The project was developed primarily by academics and teachers in private and selective schools, in the context of the early objective of having comprehensive schools provide a "grammar school education for all", and the first two years of Nuffield physics and chemistry were found to be difficult even for able pupils. As a result, the Nuffield Combined Science course, derived from the three distinct science courses, was introduced in 1970 for pupils in the first two years of mixed-ability secondary schools; in 1980, 80% of schools were using this in some way. Its use of worksheets was emulated in other courses in the mid-1970s, such as the Inner London Education Authority's Insight to Science. In 1971 Nuffield Secondary Science was added; this was material from which teachers could develop a course for the Mode 3 CSE examination. Some teachers suggested that the practical work itself discouraged pupils from continuing with chemistry and physics after 'O' level. By the 1980s, with a greater emphasis on educating pupils of all abilities and the introduction of a national curriculum and replacement of the existing examinations by the GCSE, emphasis shifted from teaching theory to making science interesting and relevant and rewarding achievement. A revised version of Nuffield Combined Science, Nuffield 11 to 13, was published in 1986 reflecting this change in focus.

Some early research suggested in particular that Nuffield science was less suitable for girls than boys. This may be because girls reportedly dislike discovery teaching, but there are indications that teacher enthusiasm is more important, and a study in 1981 found no significant differences between girls' and boys' performance on Nuffield 'O' levels, possibly because few teachers actually use "open-ended" methods.

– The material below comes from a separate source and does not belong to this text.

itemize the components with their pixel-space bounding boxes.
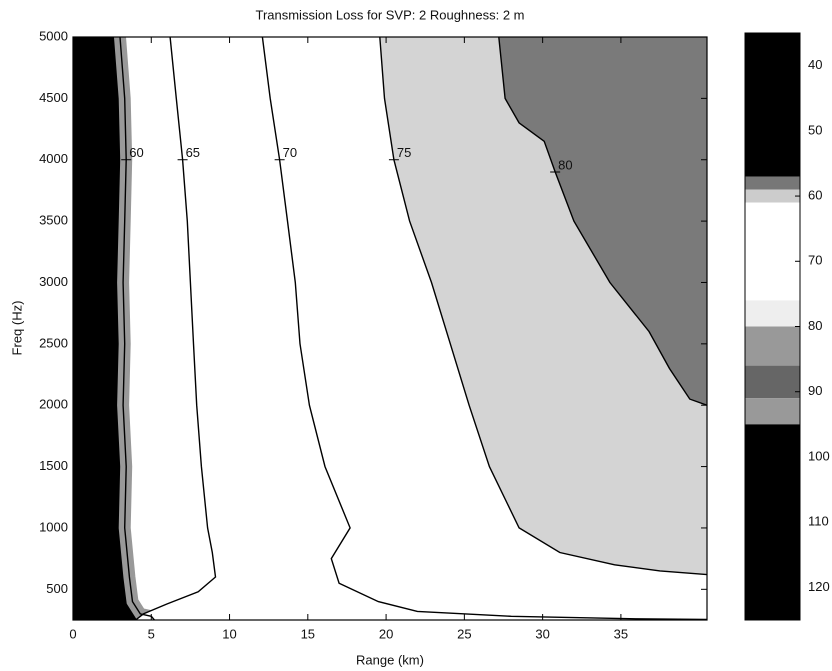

The fundamental criticism of the discovery approach as a whole is that it inaccurately presents science as "Sherlock Holmes in a white coat", with observation leading directly by induction to theory. A 1996 survey termed it "philosophically unsound and pedagogically unworkable"; children cannot realistically reproduce the progression of scientific discovery. Another expert judged Nuffield to have incorporated some particularly "naive" versions of inductivism.